Merging from mhddfs to mergerfs was pretty easy in my case: Editing the /etc/fstab
# Old:
mhddfs#/mnt/disk1,/mnt/disk2 /mnt/disks fuse defaults,allow_other 0 0
# New:
/mnt/disk1:/mnt/disk2 /mnt/disks fuse.mergerfs defaults,allow_other,dropcacheonclose=true,use_ino,category.create=ff,moveonenospc=true,minfreespace=20G,fsname=mergerfsPool 0 0
Please note, that the mergerfs version 2.21.0-1 from the Ubuntu artful repositories does have a bug. If you try the following example with this version, mergerfs will crash at the point, when a move from one drive to another is required. You have to download a newer version from the github download page and install it (in my case 2.23.1~ubuntu-xenial).

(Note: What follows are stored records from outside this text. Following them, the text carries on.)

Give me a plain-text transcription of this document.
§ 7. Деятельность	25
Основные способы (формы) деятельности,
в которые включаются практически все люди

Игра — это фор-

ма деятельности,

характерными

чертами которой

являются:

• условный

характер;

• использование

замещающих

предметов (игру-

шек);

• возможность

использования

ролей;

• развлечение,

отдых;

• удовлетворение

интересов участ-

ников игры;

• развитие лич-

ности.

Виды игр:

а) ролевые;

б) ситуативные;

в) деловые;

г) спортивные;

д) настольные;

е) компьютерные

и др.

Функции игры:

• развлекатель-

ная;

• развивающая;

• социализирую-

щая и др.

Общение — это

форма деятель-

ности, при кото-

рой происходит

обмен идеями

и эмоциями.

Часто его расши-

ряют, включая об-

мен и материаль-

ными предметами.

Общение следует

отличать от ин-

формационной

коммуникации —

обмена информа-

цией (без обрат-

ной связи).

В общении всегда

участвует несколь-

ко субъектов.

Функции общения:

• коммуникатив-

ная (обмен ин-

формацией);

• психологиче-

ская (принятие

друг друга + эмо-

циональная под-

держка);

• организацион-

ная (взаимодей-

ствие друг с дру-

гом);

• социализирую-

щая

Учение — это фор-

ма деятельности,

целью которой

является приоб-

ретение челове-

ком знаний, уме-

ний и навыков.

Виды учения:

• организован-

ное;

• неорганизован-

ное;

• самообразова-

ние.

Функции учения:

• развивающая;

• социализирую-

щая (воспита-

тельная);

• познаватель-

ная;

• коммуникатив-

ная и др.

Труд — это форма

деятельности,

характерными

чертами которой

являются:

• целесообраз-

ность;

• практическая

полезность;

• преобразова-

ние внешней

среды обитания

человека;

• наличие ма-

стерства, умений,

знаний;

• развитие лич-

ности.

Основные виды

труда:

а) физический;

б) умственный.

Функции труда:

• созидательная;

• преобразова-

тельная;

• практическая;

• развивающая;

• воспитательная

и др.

Example This is a complete example for the “transparent move feature” of mergerfs:
# Create some file systems with limited space and merge them with mergerfs
andreas{2007}$> mkdir -p mnt1 mnt2 merged
andreas{2008}$> sudo mount -t tmpfs -o size=10M none mnt1
andreas{2009}$> sudo mount -t tmpfs -o size=100M none mnt2
andreas{2010}$> sudo mergerfs -o defaults,allow_other,minfreespace=1M,moveonenospc=true $PWD/mnt1:$PWD/mnt2 merged/
# Create some files in the filesystem - for simplicity of this example directly in the underlying filesystems
andreas{2011}$> dd if=/dev/zero of=mnt1/output1.dat bs=1M count=5
andreas{2012}$> dd if=/dev/zero of=mnt1/output2.dat bs=1M count=2
# Resulting view
andreas{2013}$> ls -l *
merged:
total 7168
-rw-rw-r-- 1 andreas andreas 5242880 Dec 9 10:06 output1.dat
-rw-rw-r-- 1 andreas andreas 2097152 Dec 9 10:06 output2.dat
mnt1:
total 7168
-rw-rw-r-- 1 andreas andreas 5242880 Dec 9 10:06 output1.dat
-rw-rw-r-- 1 andreas andreas 2097152 Dec 9 10:06 output2.dat
mnt2:
total 0
# Write again to output2.dat but now use mergerfs
andreas{2014}$> dd if=/dev/zero of=merged/output2.dat bs=1M count=5
# As you can see, the file is still in mnt1 but got bigger
andreas{2015}$> ls -l *
merged:
total 10240
-rw-rw-r-- 1 andreas andreas 5242880 Dec 9 10:06 output1.dat
-rw-rw-r-- 1 andreas andreas 5242880 Dec 9 10:07 output2.dat
mnt1:
total 10240
-rw-rw-r-- 1 andreas andreas 5242880 Dec 9 10:06 output1.dat
-rw-rw-r-- 1 andreas andreas 5242880 Dec 9 10:07 output2.dat
mnt2:
total 0
# mnt1 is now completely full
andreas{2016}$> df -h
Filesystem Size Used Avail Use% Mounted on
none 100M 0 100M 0% /home/andreas/test/mnt2
none 10M 10M 0 100% /home/andreas/test/mnt1
1:2 110M 10M 100M 10% /home/andreas/test/merged
# Write again to output2.dat using mergerfs - and write more data than mnt1 can hold
andreas{2017}$> dd if=/dev/zero of=merged/output2.dat bs=1M count=7
7+0 records in
7+0 records out
7340032 bytes (7.3 MB, 7.0 MiB) copied, 0.0146047 s, 503 MB/s
# Result: mergerfs transparently moved outpu2.dat to mnt2. dd didn't notice this move in any way
andreas{2018}$> ls -l *
merged:
total 12288
-rw-rw-r-- 1 andreas andreas 5242880 Dec 9 10:06 output1.dat
-rw-rw-r-- 1 andreas andreas 7340032 Dec 9 10:07 output2.dat
mnt1:
total 5120
-rw-rw-r-- 1 andreas andreas 5242880 Dec 9 10:06 output1.dat
mnt2:
total 7168
-rw-rw-r-- 1 andreas andreas 7340032 Dec 9 10:07 output2.dat
andreas{2019}$> df -h
Filesystem Size Used Avail Use% Mounted on
none 100M 7.0M 93M 7% /home/andreas/test/mnt2
none 10M 5.0M 5.0M 50% /home/andreas/test/mnt1
1:2 110M 12M 98M 11% /home/andreas/test/merged
Further enhancement
If you need RAID-functionality (e.g. easy disaster recovery), without some of the drawbacks of RAID 🙂 , you potentially could give SnapRAID a try. I read about it in other blogs while searching for mergerfs, but didn’t got into it.